The video is an excerpt from episode 1 of John Safran vs. God: an 8 episode documentary released in 2004 that looked at religion and religious practices from around the world. John Safran is an Australian documentary film maker who uses humor and exaggeration as a means of tackling potentially touchy subjects.
At the end of each episode, Safran rants about a topic. The rants provide commentary, but they are not meant to be damning critiques. So, for example, the video above is basically ranting about (presumably) people who know little about science but will reference science in arguments against the existence of God. It is a rant that applies to anyone speaking under the false pretense of attained knowledge. At the end of episode 2, Safran suggests that Catholic places of worship look like bloody, gory, horror films. The rant in episode 3 compares the Buddha to bratty, rich Westerners.
The Lesson Learners
As touched on above, Ms. Fernandez suggests that the lesson of the video needs to be learned by “every smug high school boy, college hipster, liberal secularist, and twenty something who thinks they have all the answers.” Why is she singling out these groups? I’m really not sure. My best guess is that this is how she views atheists, especially those who might critique the religious on issues of science.
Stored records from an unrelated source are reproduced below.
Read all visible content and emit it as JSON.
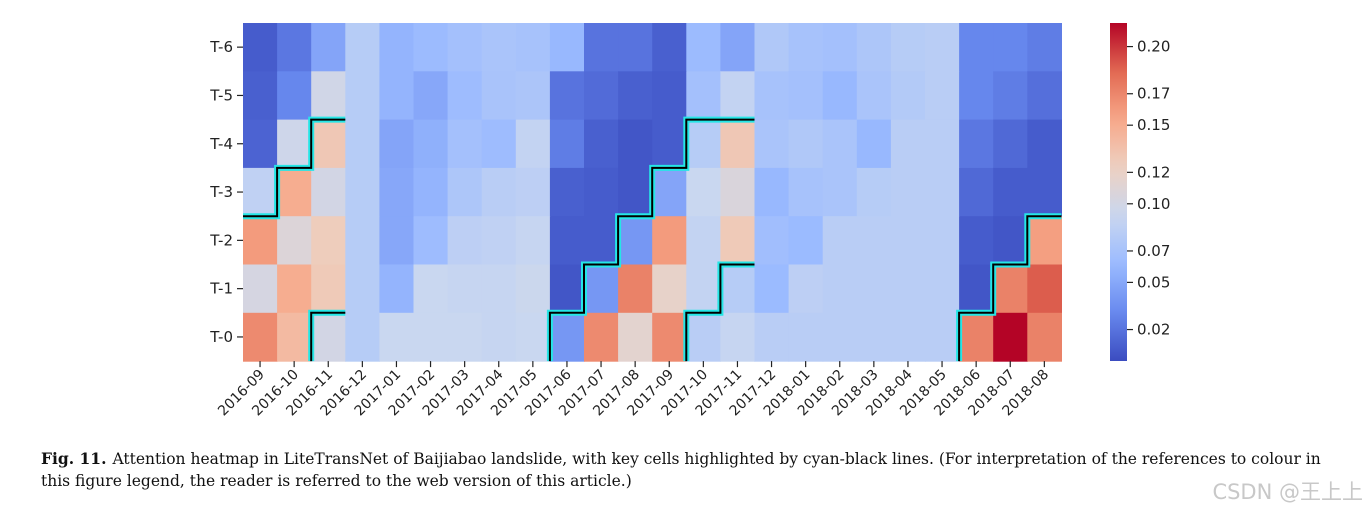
{
  "chart_data": {
    "type": "heatmap",
    "rows": [
      "T-6",
      "T-5",
      "T-4",
      "T-3",
      "T-2",
      "T-1",
      "T-0"
    ],
    "columns": [
      "2016-09",
      "2016-10",
      "2016-11",
      "2016-12",
      "2017-01",
      "2017-02",
      "2017-03",
      "2017-04",
      "2017-05",
      "2017-06",
      "2017-07",
      "2017-08",
      "2017-09",
      "2017-10",
      "2017-11",
      "2017-12",
      "2018-01",
      "2018-02",
      "2018-03",
      "2018-04",
      "2018-05",
      "2018-06",
      "2018-07",
      "2018-08"
    ],
    "values": [
      [
        0.008,
        0.022,
        0.048,
        0.08,
        0.058,
        0.063,
        0.068,
        0.072,
        0.07,
        0.06,
        0.02,
        0.02,
        0.01,
        0.063,
        0.048,
        0.076,
        0.07,
        0.068,
        0.074,
        0.08,
        0.082,
        0.03,
        0.03,
        0.025
      ],
      [
        0.01,
        0.03,
        0.098,
        0.08,
        0.058,
        0.05,
        0.064,
        0.071,
        0.073,
        0.02,
        0.016,
        0.01,
        0.008,
        0.068,
        0.088,
        0.07,
        0.068,
        0.06,
        0.072,
        0.078,
        0.082,
        0.03,
        0.025,
        0.018
      ],
      [
        0.012,
        0.096,
        0.13,
        0.08,
        0.048,
        0.055,
        0.068,
        0.064,
        0.088,
        0.025,
        0.01,
        0.005,
        0.008,
        0.08,
        0.13,
        0.072,
        0.076,
        0.072,
        0.06,
        0.082,
        0.082,
        0.022,
        0.015,
        0.008
      ],
      [
        0.086,
        0.15,
        0.1,
        0.08,
        0.05,
        0.058,
        0.074,
        0.082,
        0.084,
        0.01,
        0.008,
        0.005,
        0.048,
        0.092,
        0.106,
        0.06,
        0.07,
        0.072,
        0.08,
        0.082,
        0.082,
        0.015,
        0.008,
        0.008
      ],
      [
        0.16,
        0.108,
        0.126,
        0.08,
        0.05,
        0.064,
        0.084,
        0.086,
        0.09,
        0.008,
        0.008,
        0.04,
        0.16,
        0.088,
        0.128,
        0.066,
        0.062,
        0.082,
        0.082,
        0.082,
        0.082,
        0.008,
        0.005,
        0.158
      ],
      [
        0.102,
        0.15,
        0.128,
        0.08,
        0.058,
        0.092,
        0.09,
        0.09,
        0.094,
        0.005,
        0.04,
        0.172,
        0.118,
        0.088,
        0.08,
        0.062,
        0.084,
        0.082,
        0.082,
        0.082,
        0.082,
        0.005,
        0.172,
        0.188
      ],
      [
        0.168,
        0.14,
        0.1,
        0.08,
        0.092,
        0.092,
        0.092,
        0.09,
        0.092,
        0.04,
        0.168,
        0.114,
        0.168,
        0.082,
        0.09,
        0.082,
        0.082,
        0.082,
        0.082,
        0.082,
        0.082,
        0.172,
        0.215,
        0.172
      ]
    ],
    "colorbar": {
      "ticks": [
        0.02,
        0.05,
        0.07,
        0.1,
        0.12,
        0.15,
        0.17,
        0.2
      ],
      "tick_labels": [
        "0.02",
        "0.05",
        "0.07",
        "0.10",
        "0.12",
        "0.15",
        "0.17",
        "0.20"
      ],
      "range": [
        0.0,
        0.215
      ],
      "colormap": "coolwarm"
    },
    "highlight_color": "#25e6e6",
    "highlights": [
      [
        [
          4,
          0
        ],
        [
          4,
          1
        ],
        [
          3,
          1
        ],
        [
          3,
          2
        ],
        [
          2,
          2
        ],
        [
          2,
          3
        ]
      ],
      [
        [
          7,
          2
        ],
        [
          6,
          2
        ],
        [
          6,
          3
        ]
      ],
      [
        [
          7,
          9
        ],
        [
          6,
          9
        ],
        [
          6,
          10
        ],
        [
          5,
          10
        ],
        [
          5,
          11
        ],
        [
          4,
          11
        ],
        [
          4,
          12
        ],
        [
          3,
          12
        ],
        [
          3,
          13
        ],
        [
          2,
          13
        ],
        [
          2,
          14
        ],
        [
          2,
          15
        ]
      ],
      [
        [
          7,
          13
        ],
        [
          6,
          13
        ],
        [
          6,
          14
        ],
        [
          5,
          14
        ],
        [
          5,
          15
        ]
      ],
      [
        [
          7,
          21
        ],
        [
          6,
          21
        ],
        [
          6,
          22
        ],
        [
          5,
          22
        ],
        [
          5,
          23
        ],
        [
          4,
          23
        ],
        [
          4,
          24
        ]
      ]
    ]
  },
  "caption": {
    "label": "Fig. 11.",
    "text": "Attention heatmap in LiteTransNet of Baijiabao landslide, with key cells highlighted by cyan-black lines. (For interpretation of the references to colour in this figure legend, the reader is referred to the web version of this article.)"
  },
  "watermark": "CSDN @王上上"
}
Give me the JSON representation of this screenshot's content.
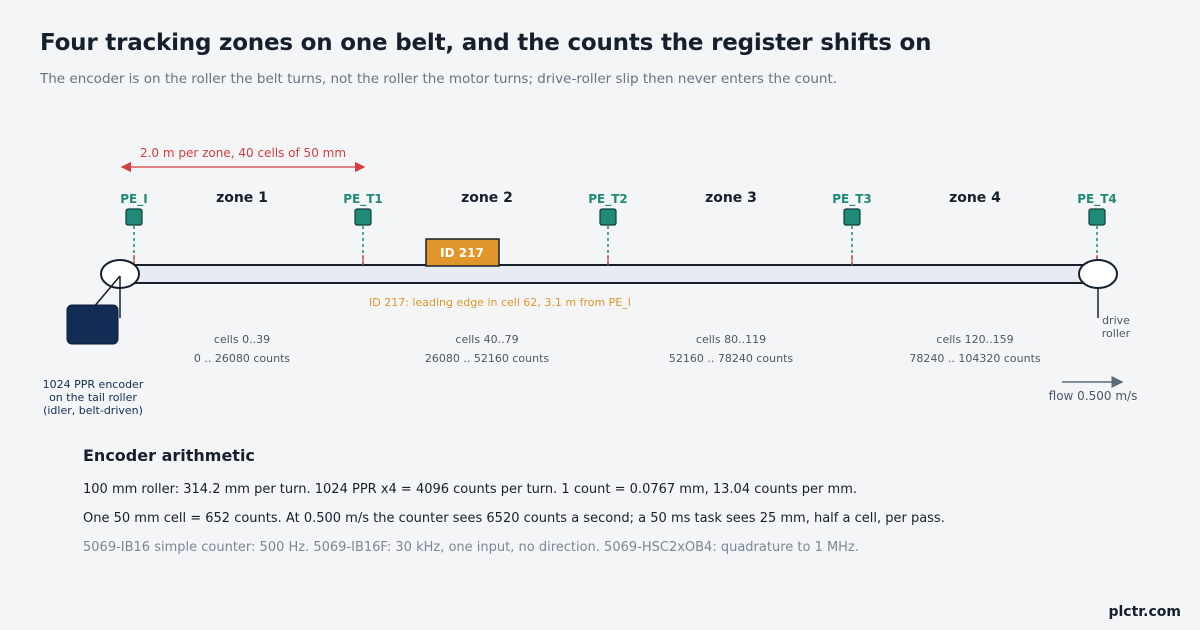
{
  "header": {
    "title": "Four tracking zones on one belt, and the counts the register shifts on",
    "subtitle": "The encoder is on the roller the belt turns, not the roller the motor turns; drive-roller slip then never enters the count."
  },
  "diagram": {
    "dimension_label": "2.0 m per zone, 40 cells of 50 mm",
    "sensors": [
      "PE_I",
      "PE_T1",
      "PE_T2",
      "PE_T3",
      "PE_T4"
    ],
    "zones": [
      {
        "name": "zone 1",
        "cells": "cells 0..39",
        "counts": "0 .. 26080 counts"
      },
      {
        "name": "zone 2",
        "cells": "cells 40..79",
        "counts": "26080 .. 52160 counts"
      },
      {
        "name": "zone 3",
        "cells": "cells 80..119",
        "counts": "52160 .. 78240 counts"
      },
      {
        "name": "zone 4",
        "cells": "cells 120..159",
        "counts": "78240 .. 104320 counts"
      }
    ],
    "item": {
      "label": "ID 217",
      "annotation": "ID 217: leading edge in cell 62, 3.1 m from PE_I"
    },
    "encoder_label": [
      "1024 PPR encoder",
      "on the tail roller",
      "(idler, belt-driven)"
    ],
    "drive_label": [
      "drive",
      "roller"
    ],
    "flow_label": "flow 0.500 m/s",
    "colors": {
      "sensor": "#1f8a78",
      "item": "#e0962a",
      "dimension": "#d23f3f",
      "encoder": "#132c54",
      "belt_fill": "#e8ecf2"
    }
  },
  "arithmetic": {
    "heading": "Encoder arithmetic",
    "line1": "100 mm roller: 314.2 mm per turn.  1024 PPR x4 = 4096 counts per turn.  1 count = 0.0767 mm, 13.04 counts per mm.",
    "line2": "One 50 mm cell = 652 counts.  At 0.500 m/s the counter sees 6520 counts a second; a 50 ms task sees 25 mm, half a cell, per pass.",
    "line3": "5069-IB16 simple counter: 500 Hz.  5069-IB16F: 30 kHz, one input, no direction.  5069-HSC2xOB4: quadrature to 1 MHz."
  },
  "brand": "plctr.com"
}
Why? Glancing through her blog reveals that she tends to give dismissive pet names to groups with whom she disagrees (e.g., calling pro-choice feminists riotgrrrls or describing the Democratic National Convention as Abortionpalooza). Moreover, Ms. Fernandez does not think science and religion are incompatible. For example, she points out the person who proposed the Big Bang was a Catholic Father.
You’ll note, her post on the compatibility of science and religion does not offer any real evidence. It does not display any analysis of science, religion, or their compatibility. Instead she only points out that a religious person made a scientific discovery. This is no more evidence in support of the compatibility of science and religion than an atheist making a scientific discovery is evidence against it. This begs the question: is Ms. Fernandez smart enough to be a science/religion compatiblist?
The Lesson I Learned
The truth of the matter is, in any realm of knowledge, a person can have different levels of understanding. One can explore a topic shallowly or gain a level of deep expertise. However, one needn’t be of the latter group to comment on the subject at hand. The risk of commenting on a topic from a place of shallow knowledge is that you’re more likely to overstate your point. And if you continue to overstate your point after your errors have been noted, you certainly deserve any criticism that comes your way.
For example, despite her lack of expertise, Ms. Fernandez is perfectly fine counterpointing the idea that science and religion are incompatible by drawing attention to religious scientists. But when she takes a sketch out of its context and uses it to moralize and criticize people who do something she does herself, the only point she succeeds in making is that she is a hypocrite.